Jackie Spicer writes:
Many of Caterina Sforza’s recipes are vague about ingredient quantities and preparation methods, so sometimes the only way to figure out the desired effect was to try it out and see what worked. For example, we tried several preparations of ground iris (orris) root as a face foundation, both with and without added liquid, finally concluding that only the finest ground powder of the creamy yellowish root would work at all—everything else caked and fell away.
Nowadays, we tend to have a relatively limited knowledge of the effects of plants and herbs, so it is difficult to tell just by reading a recipe what effect it might have. Working with Anna Canning, with her extensive knowledge of herbal medicine, illuminated many of the potential benefits that the recipes had. It turns out that many of the recipes may have been more effective than appearances imply—the greenish water from nettle to ‘make your skin white’ wouldn’t have been a dye or cover-up, but would have worked to return skin to a normal shade if it had been reddened due to hives or other allergic rashes. Likewise, the sensory experience was not disappointing, and often revealed why various recipes would have been thought to be effective. Our participants experienced tightening sensation in their gums with the tragacanth gum-putty, the numbing mouthwash-like effect of the cure for bad breath, and tingling cheeks brought on by the reduced acqua vita mixture (we used brandy!) for a well-coloured complexion.
It’s often unclear from just reading what these ideas of beauty would have actually looked like to the everyday person, and what they might have tried to emulate. Paintings might show an idealized form, but what did people look for and see in each other? For example, writers used terms like ‘fair’ and ‘glistering’ to describe a certain beautiful sheen that doesn’t translate easily to our modern beauty standards. At the time, being fair was different than just being pale; it resembled ivory and marble, but not snow, and might also include a ‘well coloured’ complexion. By trying out the recipes, we were able to observe with our own eyes what this might have looked like, in the slight gleam of and egg white finishing wash or the glistening oily effect of white lead face cream.
This in turn helps inform our understanding of artwork, and how images might be read, because we can begin to see how much artistic idealization resembles actual effects and vice versa. We were surprised and delighted to see that the very white face cream and rather orange rouge water, when made-up on our models gave them a colouration that almost exactly matched the Bordone painting.
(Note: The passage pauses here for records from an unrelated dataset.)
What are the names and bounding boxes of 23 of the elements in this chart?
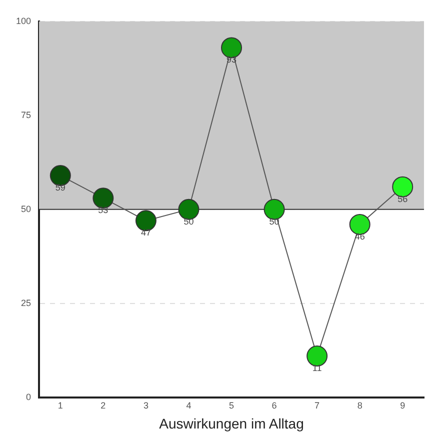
x-tick-label: 6 xyxy=(272,400,277,410)
y-tick-label: 75 xyxy=(21,110,32,120)
data-label: 11 xyxy=(312,363,322,374)
point xyxy=(349,214,370,235)
data-label: 50 xyxy=(184,216,194,226)
x-tick-label: 3 xyxy=(143,400,148,410)
x-tick-label: 1 xyxy=(58,400,63,410)
x-tick-label: 8 xyxy=(357,400,362,410)
y-tick-label: 0 xyxy=(26,392,32,402)
x-tick-label: 2 xyxy=(100,400,106,410)
point xyxy=(392,176,414,198)
x-axis-title: Auswirkungen im Alltag xyxy=(159,415,304,432)
y-tick-label: 100 xyxy=(16,16,32,26)
y-tick-label: 50 xyxy=(21,204,32,214)
x-tick-label: 5 xyxy=(229,400,234,410)
data-label: 59 xyxy=(55,182,66,193)
point xyxy=(178,198,200,220)
y-tick-label: 25 xyxy=(21,298,32,308)
x-tick-label: 7 xyxy=(314,400,320,410)
point xyxy=(264,198,285,220)
x-tick-label: 9 xyxy=(400,400,406,410)
x-tick-label: 4 xyxy=(186,400,192,410)
data-label: 56 xyxy=(398,194,408,204)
Overall, this kind of experience helps us form a context for past images and ideas that can otherwise lose their meaning through time and translation. Not only did we get a better idea of what kind of medical knowledge was floating around in the pool of common knowledge at the time, but we also got a sense of what people tried and tolerated for the cause of health and beauty. Some things were as familiar as red liquid lip colour, and others, such as onion mouth tonic and glistering faces, a bit less so. By literally trying on the face of history everyone involved got a feel for both how familiar and how foreign the past can be.